Au-delà de son aspect culturel se cache un foret plein demystères. Lecture socio-anthropologique du sens du balai du vieux Nouha Badji.
L’Afrique a bien ses us et coutumes que le profane ignore.
Amadou Hampâté Ba nous enseignait « qu’en Afrique, un vieillard qui meurt est une bibliothèque qui brule. »
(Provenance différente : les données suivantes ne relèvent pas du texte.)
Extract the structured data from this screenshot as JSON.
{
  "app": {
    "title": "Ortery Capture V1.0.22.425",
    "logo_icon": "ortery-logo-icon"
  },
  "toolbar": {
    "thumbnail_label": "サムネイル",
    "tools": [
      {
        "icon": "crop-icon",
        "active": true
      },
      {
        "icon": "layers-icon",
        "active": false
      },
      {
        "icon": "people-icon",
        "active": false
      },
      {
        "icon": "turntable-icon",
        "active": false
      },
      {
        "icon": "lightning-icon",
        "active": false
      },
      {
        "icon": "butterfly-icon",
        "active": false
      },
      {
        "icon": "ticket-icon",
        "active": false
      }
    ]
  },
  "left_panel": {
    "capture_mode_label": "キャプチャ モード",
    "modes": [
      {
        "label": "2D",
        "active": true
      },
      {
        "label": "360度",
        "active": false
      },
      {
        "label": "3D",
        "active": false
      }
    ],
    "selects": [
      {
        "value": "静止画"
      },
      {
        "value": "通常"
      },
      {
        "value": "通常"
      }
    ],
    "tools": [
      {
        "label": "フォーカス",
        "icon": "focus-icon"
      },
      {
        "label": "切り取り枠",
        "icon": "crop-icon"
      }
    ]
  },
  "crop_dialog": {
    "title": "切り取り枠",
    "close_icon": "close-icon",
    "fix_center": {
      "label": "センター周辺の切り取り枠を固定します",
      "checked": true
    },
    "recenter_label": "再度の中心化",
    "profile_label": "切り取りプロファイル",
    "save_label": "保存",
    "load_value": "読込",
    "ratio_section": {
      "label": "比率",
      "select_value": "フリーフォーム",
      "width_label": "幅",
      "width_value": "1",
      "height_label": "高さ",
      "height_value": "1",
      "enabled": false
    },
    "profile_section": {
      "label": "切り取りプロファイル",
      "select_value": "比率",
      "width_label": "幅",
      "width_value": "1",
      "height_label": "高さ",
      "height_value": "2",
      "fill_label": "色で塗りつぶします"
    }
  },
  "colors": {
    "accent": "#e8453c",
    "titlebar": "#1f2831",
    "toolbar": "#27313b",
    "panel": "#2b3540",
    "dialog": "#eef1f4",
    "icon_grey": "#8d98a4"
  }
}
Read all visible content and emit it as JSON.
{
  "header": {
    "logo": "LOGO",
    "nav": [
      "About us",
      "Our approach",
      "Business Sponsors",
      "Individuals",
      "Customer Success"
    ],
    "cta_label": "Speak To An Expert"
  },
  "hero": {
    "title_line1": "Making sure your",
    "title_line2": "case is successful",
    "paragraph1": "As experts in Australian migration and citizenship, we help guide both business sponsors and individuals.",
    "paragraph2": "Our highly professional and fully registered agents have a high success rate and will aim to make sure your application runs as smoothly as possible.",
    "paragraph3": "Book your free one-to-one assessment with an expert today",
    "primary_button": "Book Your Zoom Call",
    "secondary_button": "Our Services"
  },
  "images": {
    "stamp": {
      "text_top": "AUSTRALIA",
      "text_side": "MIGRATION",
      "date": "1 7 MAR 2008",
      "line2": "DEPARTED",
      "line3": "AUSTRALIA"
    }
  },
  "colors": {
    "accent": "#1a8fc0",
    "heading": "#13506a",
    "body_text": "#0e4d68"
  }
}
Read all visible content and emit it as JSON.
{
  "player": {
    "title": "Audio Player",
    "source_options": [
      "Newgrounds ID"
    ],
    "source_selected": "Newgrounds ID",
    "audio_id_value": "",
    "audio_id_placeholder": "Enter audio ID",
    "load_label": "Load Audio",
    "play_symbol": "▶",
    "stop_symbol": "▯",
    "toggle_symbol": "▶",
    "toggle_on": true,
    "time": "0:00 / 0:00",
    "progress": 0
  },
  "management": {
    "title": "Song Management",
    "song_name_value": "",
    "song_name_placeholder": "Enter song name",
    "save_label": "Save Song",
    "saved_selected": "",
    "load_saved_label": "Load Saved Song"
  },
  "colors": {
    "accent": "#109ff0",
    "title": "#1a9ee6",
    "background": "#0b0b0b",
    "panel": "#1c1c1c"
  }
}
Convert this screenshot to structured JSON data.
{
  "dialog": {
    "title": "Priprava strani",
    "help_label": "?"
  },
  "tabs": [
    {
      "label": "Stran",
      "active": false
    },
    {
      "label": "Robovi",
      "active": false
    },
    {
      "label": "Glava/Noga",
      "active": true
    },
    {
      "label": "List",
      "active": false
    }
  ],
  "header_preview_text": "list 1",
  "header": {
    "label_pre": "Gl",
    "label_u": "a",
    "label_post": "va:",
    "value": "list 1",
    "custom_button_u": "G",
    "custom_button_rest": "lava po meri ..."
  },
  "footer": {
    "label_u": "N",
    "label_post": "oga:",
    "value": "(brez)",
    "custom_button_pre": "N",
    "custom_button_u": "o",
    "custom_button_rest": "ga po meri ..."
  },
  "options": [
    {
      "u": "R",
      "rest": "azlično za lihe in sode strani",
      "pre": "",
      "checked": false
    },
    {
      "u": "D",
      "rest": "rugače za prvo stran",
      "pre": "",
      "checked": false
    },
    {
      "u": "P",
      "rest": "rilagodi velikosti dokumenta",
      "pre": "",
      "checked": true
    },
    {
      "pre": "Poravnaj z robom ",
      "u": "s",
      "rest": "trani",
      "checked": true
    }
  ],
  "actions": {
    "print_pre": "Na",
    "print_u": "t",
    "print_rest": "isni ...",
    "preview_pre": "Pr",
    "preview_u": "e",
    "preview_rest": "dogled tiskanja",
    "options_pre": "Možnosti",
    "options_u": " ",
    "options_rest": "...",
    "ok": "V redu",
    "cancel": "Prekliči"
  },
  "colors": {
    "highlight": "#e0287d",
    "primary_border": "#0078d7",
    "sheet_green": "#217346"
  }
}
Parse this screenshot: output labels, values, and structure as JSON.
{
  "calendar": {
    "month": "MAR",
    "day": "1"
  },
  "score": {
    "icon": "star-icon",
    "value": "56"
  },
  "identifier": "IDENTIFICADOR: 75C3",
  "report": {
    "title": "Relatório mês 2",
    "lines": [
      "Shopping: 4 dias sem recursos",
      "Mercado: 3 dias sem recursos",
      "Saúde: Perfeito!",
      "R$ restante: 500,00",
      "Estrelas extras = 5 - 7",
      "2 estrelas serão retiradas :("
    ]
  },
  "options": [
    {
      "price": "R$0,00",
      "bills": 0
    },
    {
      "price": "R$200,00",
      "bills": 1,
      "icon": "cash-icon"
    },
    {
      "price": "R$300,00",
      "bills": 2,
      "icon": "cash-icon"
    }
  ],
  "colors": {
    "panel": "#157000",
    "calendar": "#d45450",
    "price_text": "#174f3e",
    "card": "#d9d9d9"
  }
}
Birago Diop l’a si bien compris qu’il écrit dans son poème intitulé Le Souffle des ancêtres dans Leurres et Lueurs, « Ecoute plus souvent les choses que les êtres, la voix du feu s’entend, entends la voix de l’eau. Ecoute dans le vent le buisson en sanglot : C’est le souffle des ancêtres. » Cela veut
dire que le négro-africain entretient avec la nature des rapports de surnaturalité qui dépassent à première vue le sens simple des choses. Symbole de connaissance et de sagesse, le vieux NOUH BADJI apparait comme le patriarche, détenteur de savoir, naturel comme surnaturel, mais surtout dépositaire du legs caché à l’œil du profane, et dont la transmission du savoir de second degré, comme le disait le très haut cheikh Anta Diop, donnait le sentiment de la continuité historique, en terme de legs générationnel.
En termes simples, Cela vaut dire aussi que les personnes âgées sont détentrices de pouvoirs, de connaissances que les générations actuelles, parce qu’elles ont été à l’école, risquent de ne pas en bénéficier. L’eau du fleuve se perd lorsqu’elle n’a pas de mer où se déverser. Le savoir se perd lorsque les mécanismes de transmission intergénérationnelles se fond via des canaux inappropriés et se délite dans le temps pour ne devenir qu’une simple rumeur. Le grand maitre Djibril Tamsir Niane disait justement que « le monde est vieux, mais l’avenir sort du passé ». A condition justement que e passé soit écrit. Aujourd’hui, nous pouvons fixer à jamais, grâce à
de l’écriture, certaines connaissances. C’est à cet exercice que nous nous livrons à travers cette réflexion.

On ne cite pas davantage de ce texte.